«La morte di Giulio Regeni è un attacco alla libertà accademica», lo scrive Neil Pyer dell’Università di Coventry. Il docente racconta direttamente della sua amicizia con Giulio e dei rischi che il giovane ricercatore si è sobbarcato nel partire per l’Egitto senza un adeguato sostegno delle istituzioni accademiche.

Neil spende parole di dolore per le condizioni atroci in cui è stato rinvenuto il cadavere. Solo ieri la docente dell’Università di Cambridge, Anne Alexander, aveva parlato degli ambienti sindacali che Giulio frequentava e dei contatti da lei fornitigli.

Ma l’intero mondo della ricerca e dell’accademia è insorto ieri per la morte di Giulio Regeni. In particolare, gli accademici Usa della Middle East Studies Association (Mesa) hanno inviato una lettera durissima alle autorità egiziane in cui chiedono di fare luce sulle cause della morte del dottorando italiano dell’Università di Cabridge con un’affiliazione con l’Università Americana del Cairo (Auc).

«Chiediamo al governo (egiziano, ndr) un’indagine imparziale e completa sulla morte di Giulio Regeni». «Il clima di repressione e intimidazione nel quale i colleghi in Egitto – egiziani e non – lavorano sta continuanda a peggiorare», si legge nella missiva indirizzata al president egiziano Abdel Fattah al-Sisi. Nella missiva si fa riferimento direttamente all’«assassinio» di Giulio. Nei soprusi citati dagli orientalisti Usa si citano episodi di molestie e diniego di ingresso nel paese, interferenze grossolane nelle attività di ricercatori e facoltà, l’espulsione di centinaia di studenti e le condanne a morte di accademici.

Una presa di posizione così dura conferma una volta di più la rilevanza accademica delle ricerche di Giulio Regeni.

Una generazione di giovani ricercatori sempre più indifesi, costretti ad utilizzare pseudonimi e direttamente arrestati. È il caso di Michelle Dunne del Carnagie Endowment for Middle East Peace, arrestata mentre cercava di entrare in Egitto, per le sue ricerche che puntavano direttamente il dito contro il regime militare di al-Sisi. Provvedimenti simili sono stati presi contro ricercatori arabi.

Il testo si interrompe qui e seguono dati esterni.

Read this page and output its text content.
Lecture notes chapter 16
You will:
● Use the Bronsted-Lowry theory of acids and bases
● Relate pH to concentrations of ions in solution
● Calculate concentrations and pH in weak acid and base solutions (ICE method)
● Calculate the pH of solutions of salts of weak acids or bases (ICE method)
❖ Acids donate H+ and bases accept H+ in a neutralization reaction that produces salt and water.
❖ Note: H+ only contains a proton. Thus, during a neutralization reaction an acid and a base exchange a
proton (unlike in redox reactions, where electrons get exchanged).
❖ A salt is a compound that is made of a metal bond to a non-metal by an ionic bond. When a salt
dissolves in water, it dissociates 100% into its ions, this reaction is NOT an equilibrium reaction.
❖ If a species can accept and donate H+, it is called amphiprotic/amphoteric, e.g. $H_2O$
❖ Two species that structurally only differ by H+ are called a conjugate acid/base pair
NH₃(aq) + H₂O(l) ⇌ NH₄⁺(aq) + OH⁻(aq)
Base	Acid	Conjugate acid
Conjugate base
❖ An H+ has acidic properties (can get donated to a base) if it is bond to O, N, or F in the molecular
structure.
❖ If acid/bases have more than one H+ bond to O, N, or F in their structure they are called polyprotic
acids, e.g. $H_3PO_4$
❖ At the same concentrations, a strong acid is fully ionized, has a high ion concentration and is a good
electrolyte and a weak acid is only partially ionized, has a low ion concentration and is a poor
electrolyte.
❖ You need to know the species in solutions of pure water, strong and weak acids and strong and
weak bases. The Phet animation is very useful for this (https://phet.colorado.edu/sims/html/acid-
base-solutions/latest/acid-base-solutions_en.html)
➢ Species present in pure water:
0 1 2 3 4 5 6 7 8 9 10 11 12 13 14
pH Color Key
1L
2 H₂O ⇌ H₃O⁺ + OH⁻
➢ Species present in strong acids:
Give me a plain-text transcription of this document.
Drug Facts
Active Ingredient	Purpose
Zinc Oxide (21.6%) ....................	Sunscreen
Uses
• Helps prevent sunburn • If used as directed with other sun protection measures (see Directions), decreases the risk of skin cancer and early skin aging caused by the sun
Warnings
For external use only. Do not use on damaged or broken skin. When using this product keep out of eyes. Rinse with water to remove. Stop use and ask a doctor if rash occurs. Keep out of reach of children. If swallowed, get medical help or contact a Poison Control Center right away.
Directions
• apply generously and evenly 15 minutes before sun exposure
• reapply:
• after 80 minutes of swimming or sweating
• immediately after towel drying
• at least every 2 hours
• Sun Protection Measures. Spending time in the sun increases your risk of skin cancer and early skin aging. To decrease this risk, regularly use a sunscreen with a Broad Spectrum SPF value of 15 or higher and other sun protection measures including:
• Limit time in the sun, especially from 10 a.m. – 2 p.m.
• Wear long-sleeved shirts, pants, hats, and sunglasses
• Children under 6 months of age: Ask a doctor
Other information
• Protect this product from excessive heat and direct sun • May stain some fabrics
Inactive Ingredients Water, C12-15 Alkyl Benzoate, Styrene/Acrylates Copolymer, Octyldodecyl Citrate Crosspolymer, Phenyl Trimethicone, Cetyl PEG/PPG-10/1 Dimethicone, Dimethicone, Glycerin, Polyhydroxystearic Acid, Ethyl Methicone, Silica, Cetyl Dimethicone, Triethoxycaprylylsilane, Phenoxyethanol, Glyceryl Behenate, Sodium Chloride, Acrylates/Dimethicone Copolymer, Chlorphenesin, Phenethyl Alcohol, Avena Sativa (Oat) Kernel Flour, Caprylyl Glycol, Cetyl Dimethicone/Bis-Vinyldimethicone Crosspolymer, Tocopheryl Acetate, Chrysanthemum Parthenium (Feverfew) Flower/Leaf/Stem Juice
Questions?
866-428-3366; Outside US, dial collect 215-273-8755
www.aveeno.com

Dal sindacalismo tunisino, ai movimenti operai egiziani, dalla sinistra filo-curda del Partito democratico dei Popoli (Hdp) in Turchia all’autonomia democratica di Abdullah Ocalan, messa in pratica in Rojava: le rivolte del 2011 non hanno solo aperto il vaso di pandora dell’islamismo politico in Medio Oriente ma anche dei movimenti di sinistra. Giornalisti attenti come Jack Shenker che ha appena pubblicato il libro

Gli egiziani una storia radicale lo raccontano benissimo. La rivolte del 2011 sono state una rivoluzione proletaria che poteva mettere in discussione l’assetto del capitalismo egiziano fondato sulla proprietà delle fabbriche da parte dell’élite militare.

Quest’anima sociale dei movimenti era profondamente preoccupante per la giunta militare e continua ad esserlo al tempo del regime militare di al-Sisi. Subito dopo le rivolte del 2011 i primi a sapersi organizzare sono stati proprio i sindacati indipendenti. E come spiegano benissimo studiosi come Joel Beinin e James Gelvin i maggiori cambiamenti politici non sono avvenuti in concomitanza con le grandi manifestazioni di piazza ma con i picchi negli scioperi delle fabbriche egiziane.

Questo faceva della ricerca di Regeni in Egitto un vero atto rivoluzionario per le condizioni di sicurezza e per l’importanza dell’analisi sui sindacati.

In altre parole studiosi come Giulio stavano indagando come il movimento che si stava formando in piazza Tahrir e le sue domande sociali siano state fermate con l’impiego di un populismo pseudo neo-nasserista.

Questa è stata la strategia che l’esercito ha scelto per prevalere sulla popolarità dell’islamismo policito che aveva vinto la sfida delle urne. Lo scopo era di neutralizzare il potenziale rivoluzionario dei movimenti di sinistra, operai e delle opposizioni. Ma sembra chiaro che di questo non si può parlare in Egitto e per questo il coraggio dimostrato da Giulio sarà essenziale per dimostrare la vitalità dei movimenti egiziani.